Waktu berlalu begitu lambat. Tidak terasa matahari sudah semakin naik di langit, teriknya mulai terasa menyengat, Airin pun menghindar dari jendela dan menoleh pada pintu yang masih tertutup rapat.
Mungkin pernikahannya dibatalkan? pikir Airin menghibur diri sembari menjatuhkan tubuhnya ke atas ranjang.
“Terserah deh, aku ngantuk,” ucapnya pada diri sendiri dengan mata yang mulai terpejam. Kemarin malam, Airin sama sekali tidak bisa tidur. Kalau sekarang sudah siang, berarti besar kemungkinan dia akan terbangun saat sore atau bahkan malam, bagaimana pun tubuhnya butuh istirahat sekalipun ini adalah hari pernikahannya. Airin tidak peduli. Cepat atau lambat pasti akan ada yang membangunkannya juga.
Maka tidak lama kemudian, Airin pun jatuh tertidur.
***
Saat Airin bangun, beberapa orang mendatanginya ke kamar. Dan karena kedatangan mereka lah makanya Airin terbangun dari tidur nyenyaknya.

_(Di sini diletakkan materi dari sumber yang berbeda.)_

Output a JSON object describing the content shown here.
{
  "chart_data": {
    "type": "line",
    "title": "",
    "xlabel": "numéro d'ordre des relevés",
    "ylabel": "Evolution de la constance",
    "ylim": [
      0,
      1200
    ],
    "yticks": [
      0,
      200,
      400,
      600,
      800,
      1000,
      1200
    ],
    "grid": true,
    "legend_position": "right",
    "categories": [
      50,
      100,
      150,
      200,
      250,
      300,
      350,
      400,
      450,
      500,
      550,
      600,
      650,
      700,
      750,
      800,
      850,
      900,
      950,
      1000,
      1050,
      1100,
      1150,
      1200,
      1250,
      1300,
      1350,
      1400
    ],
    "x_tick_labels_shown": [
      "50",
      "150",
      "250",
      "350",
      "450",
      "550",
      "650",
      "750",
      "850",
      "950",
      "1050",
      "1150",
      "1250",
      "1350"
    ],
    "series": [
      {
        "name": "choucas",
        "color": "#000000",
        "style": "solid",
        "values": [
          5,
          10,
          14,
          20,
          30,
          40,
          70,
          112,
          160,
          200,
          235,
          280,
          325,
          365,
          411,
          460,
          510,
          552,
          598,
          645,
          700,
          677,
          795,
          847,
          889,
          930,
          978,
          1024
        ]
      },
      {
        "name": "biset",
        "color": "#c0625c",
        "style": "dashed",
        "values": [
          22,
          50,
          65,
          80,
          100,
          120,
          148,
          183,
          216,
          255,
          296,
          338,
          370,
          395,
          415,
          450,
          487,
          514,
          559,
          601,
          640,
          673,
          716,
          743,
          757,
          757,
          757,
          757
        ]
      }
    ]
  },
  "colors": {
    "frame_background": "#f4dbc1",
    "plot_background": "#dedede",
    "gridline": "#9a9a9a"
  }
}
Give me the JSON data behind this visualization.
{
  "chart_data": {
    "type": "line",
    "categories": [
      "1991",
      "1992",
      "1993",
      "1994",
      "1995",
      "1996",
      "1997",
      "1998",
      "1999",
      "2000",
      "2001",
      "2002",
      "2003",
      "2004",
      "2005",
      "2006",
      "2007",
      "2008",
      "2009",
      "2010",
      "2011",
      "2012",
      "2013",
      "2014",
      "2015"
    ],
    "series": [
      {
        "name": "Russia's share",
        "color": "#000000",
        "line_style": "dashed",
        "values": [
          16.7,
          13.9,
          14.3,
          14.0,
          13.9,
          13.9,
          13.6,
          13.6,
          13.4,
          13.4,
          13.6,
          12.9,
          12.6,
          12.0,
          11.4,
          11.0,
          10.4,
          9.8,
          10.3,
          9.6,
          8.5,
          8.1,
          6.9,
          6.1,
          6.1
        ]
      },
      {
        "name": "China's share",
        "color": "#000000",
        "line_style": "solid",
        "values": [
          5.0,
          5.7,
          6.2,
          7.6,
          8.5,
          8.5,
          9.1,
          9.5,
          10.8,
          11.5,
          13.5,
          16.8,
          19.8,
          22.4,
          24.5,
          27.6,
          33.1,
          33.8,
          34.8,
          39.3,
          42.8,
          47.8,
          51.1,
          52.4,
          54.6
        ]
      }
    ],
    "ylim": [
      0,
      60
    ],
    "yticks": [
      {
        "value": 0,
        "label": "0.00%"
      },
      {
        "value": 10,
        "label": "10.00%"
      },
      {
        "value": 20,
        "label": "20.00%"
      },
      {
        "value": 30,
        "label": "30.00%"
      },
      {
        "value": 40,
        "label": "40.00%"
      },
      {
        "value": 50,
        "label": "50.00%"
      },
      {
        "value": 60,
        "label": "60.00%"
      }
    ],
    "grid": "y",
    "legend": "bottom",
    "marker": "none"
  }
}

Ada tiga orang, masing-masing membawa tas berisi perlengkapan; satunya berbagai model baju kebaya, satunya makeup, dan satunya lagi membawa aksesori.
Airin duduk di atas ranjang menunggu mereka selesai bersiap-siap.
“Apa acaranya sudah dimulai?” tanya Airin.
Mereka semua menoleh ke arahnya, lalu menatap satu sama lain dengan tatapan heran.
“Airin, bukan?” tanya salah seorang dari mereka.
Airin mengangguk.
“Istrinya Tuan Sakha?”
Airin mengangguk lagi. Apa tukang rias ini harus mengenal kliennya sampai sejauh itu? Dan apa katanya tadi? Istri?
“Saya calon istri Tuan Sakha,” koreksi Airin.
Mereka bertiga lagi-lagi saling berpandangan.
“Apa kita salah kamar?” gumam salah seorang dari mereka.
“Coba kamu cek! Cari Bibi yang tadi antar kita ke sini!”
Airin menatap mereka bingung. “Tunggu, maksudnya apa? Salah kamar bagaimana? Saya memang pengantin yang mau dinikahkan hari ini.”
“Tapi… pernikahannya sudah dilaksanakan tadi pagi, Mbak Airin.”
Mendengar itu, kedua mata Airin membelalak lebar. “Pe-pernikahan siapa?” tanya Airin gugup, memastikan pendengarannya tidak salah.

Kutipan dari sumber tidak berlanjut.